Dans le passé, son travail de vente dans une entreprise d’aliments emballés l’a amenée à des conférences d’affaires partout dans le monde. Mais elle n’a pas quitté la Chine depuis début 2020 et prend ses appels commerciaux en ligne plutôt qu’en personne en Thaïlande, en Allemagne, au Maroc et ailleurs.

Alors que la plupart des pays ont rouvert leurs frontières et repris les voyages pour revenir aux niveaux antérieurs au Covid, la Chine est restée extrêmement conservatrice dans son approche et continue d’adhérer à une politique « zéro-Covid » stricte et sans compromis.

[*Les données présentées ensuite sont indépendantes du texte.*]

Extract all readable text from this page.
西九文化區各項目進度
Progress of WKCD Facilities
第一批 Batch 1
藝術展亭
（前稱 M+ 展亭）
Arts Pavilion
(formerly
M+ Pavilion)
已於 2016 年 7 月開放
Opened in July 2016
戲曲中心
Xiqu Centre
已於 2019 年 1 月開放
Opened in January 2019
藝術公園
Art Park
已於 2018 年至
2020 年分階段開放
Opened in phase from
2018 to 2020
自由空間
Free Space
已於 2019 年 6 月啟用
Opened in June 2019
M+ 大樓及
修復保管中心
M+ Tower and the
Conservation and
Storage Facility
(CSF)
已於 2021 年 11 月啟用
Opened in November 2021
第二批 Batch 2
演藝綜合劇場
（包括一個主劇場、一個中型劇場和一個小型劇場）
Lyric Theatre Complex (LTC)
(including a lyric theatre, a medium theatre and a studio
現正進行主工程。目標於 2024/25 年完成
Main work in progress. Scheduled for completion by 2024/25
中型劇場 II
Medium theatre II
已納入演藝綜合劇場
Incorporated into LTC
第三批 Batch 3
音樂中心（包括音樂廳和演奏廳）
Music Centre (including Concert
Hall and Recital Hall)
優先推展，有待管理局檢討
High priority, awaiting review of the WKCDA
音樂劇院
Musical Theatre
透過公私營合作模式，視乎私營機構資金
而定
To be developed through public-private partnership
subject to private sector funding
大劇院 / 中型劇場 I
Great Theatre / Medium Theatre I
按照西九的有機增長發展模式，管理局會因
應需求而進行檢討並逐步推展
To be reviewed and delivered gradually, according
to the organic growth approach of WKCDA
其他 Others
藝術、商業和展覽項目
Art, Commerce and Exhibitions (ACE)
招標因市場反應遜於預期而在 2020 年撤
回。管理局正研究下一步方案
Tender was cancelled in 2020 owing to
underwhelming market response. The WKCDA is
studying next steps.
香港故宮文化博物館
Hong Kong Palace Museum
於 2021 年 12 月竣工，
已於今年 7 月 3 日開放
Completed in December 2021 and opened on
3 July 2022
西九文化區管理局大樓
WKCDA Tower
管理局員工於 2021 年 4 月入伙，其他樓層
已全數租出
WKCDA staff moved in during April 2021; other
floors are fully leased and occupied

Bien que ces politiques maintiennent les Chinois à l’intérieur, elles empêchent également la plupart des étrangers d’entrer, ce qui rend moins probable que des personnes comme Yu interagissent avec des personnes d’autres pays.

Et bien que la Chine n’ait toujours pas annoncé de plan pour supprimer la quarantaine et les autres obstacles aux voyages internationaux, Yu a hâte de reprendre la route et de voyager à nouveau.

Il y a une exception, cependant – elle a de grandes réserves à l’idée de visiter les États-Unis.

Comment l’Orient regarde l’Occident

Scott Moskowitz, analyste des risques géopolitiques pour l’APAC à la société de renseignement décisionnel Morning Consult, affirme que les médias contrôlés par l’État en Chine ont diffusé des exemples de violence anti-asiatique aux États-Unis afin de rendre leurs citoyens moins intéressés à s’y rendre.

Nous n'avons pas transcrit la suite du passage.